Regular expressions provide a very powerful method of defining a pattern, but they are a bit awkward to understand and to use properly. So let us examine some more examples in detail.

We start with a simple yet non-trivial example: finding *floating-point numbers* in a line of text. Do not worry: we will keep the problem simpler than it is in its full generality. We only consider numbers like **1.0** and not **1.00e+01**.

How do we *design* our regular expression for this problem? By examining typical examples of the strings we want to match:

A pattern is beginning to emerge:

- A number can start with a sign (- or +) or with a digit. This can be captured with the expression
**[-+]?**, which matches a single "-", a single "+" or nothing.
- A number can have zero or more digits in front of a single period (.) and it can have zero or more digits following the period. Perhaps:
**[0-9]*\.[0-9]*** will do ...
- A number may not contain a period at all. So, revise the previous expression to:
**[0-9]*\.?[0-9]***

The total expression is: [-+]?[0-9]*\.?[0-9]*

At this point we can do three things:

- Try the expression with a bunch of examples like the ones above and see if the proper ones match and the others do not.
- Try to make it look nicer, before we start off testing it. For instance the class of characters "[0-9]" is so common that it has a shortcut, "\d". So, we could settle for: [-+]?\d*\.?\d* instead. Or we could decide that we want to capture the digits before and after the period for special processing: [-+]?([0-9])*\.?([0-9]*)
- Or, and that may be a good strategy in general!, we can carefully examine the pattern before we start actually using it.

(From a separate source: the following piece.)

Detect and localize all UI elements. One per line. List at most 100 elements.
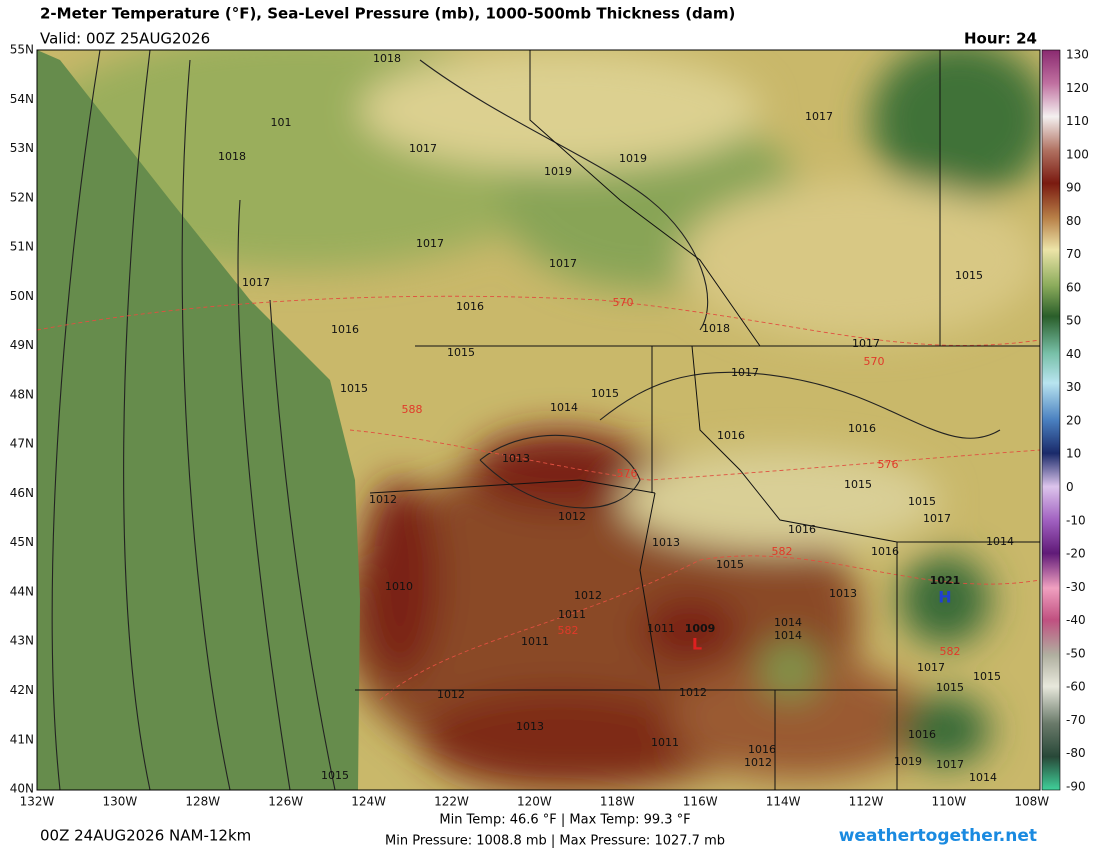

You see, there is a problem with the above pattern: all the parts are optional, that is, each part can match a null string - no sign, no digits before the period, no period, no digits after the period. In other words: *Our pattern can match an empty string!*

Our questionable numbers, like "+000" will be perfectly acceptable and we (grudgingly) agree. But more surprisingly, the strings "--1" and "A1B2" will be accepted too! Why? Because the pattern can start anywhere in the string, so it would match the substrings "-1" and "1" respectively!

We need to reconsider our pattern - it is too simple, too permissive:

- The character before a minus or a plus, if there is any, can not be another digit, a period or a minus or plus. Let us make it a space or a tab or the beginning of the string:
**^|[ \t]** - This may look a bit strange, but what it says is: either the beginning of the string (^ outside the square brackets) - or (the vertical bar)

a space or tab (remember: the string "\t" represents the tab character).
- Any sequence of digits before the period (if there is one) is allowed:
**[0-9]+\.?**
- There may be zero digits in front of the period, but then there must be at least one digit behind it:
**\.[0-9]+**
- And of course digits in front and behind the period:
**[0-9]+\.[0-9]+**
- The character after the string (if any) can not be a "+","-" or "." as that would get us into the unacceptable number-like strings:
**$|[^+-.]** (The dollar sign signifies the end of the string).

Before trying to write down the complete regular expression, let us see what different forms we have:

- No period:
**[-+]?[0-9]+**
- A period without digits before it:
**[-+]?\.[0-9]+**
- Digits before a period, and possibly digits after it:
**[-+]?[0-9]+\.[0-9]***

Now the synthesis: **(^|[ \t])([-+]?([0-9]+|\.[0-9]+|[0-9]+\.[0-9]*))($|[^+-.])**

Or: **(^|[ \t])([-+]?(\d+|\.\d+|\d+\.\d*))($|[^+-.])**

The parentheses are needed to distinguish the alternatives introduced by the vertical bar and to capture the substring we want to have. Each set of parentheses also defines a substring and this can be put into a separate variable: **regexp {.....} $line whole char_before number nosign char_after**

# Or simply only the recognised number (x's as placeholders), the

# last can be left out.

regexp {.....} $line x x number

*Tip:* To identify these substrings: just count the opening parentheses from left to right.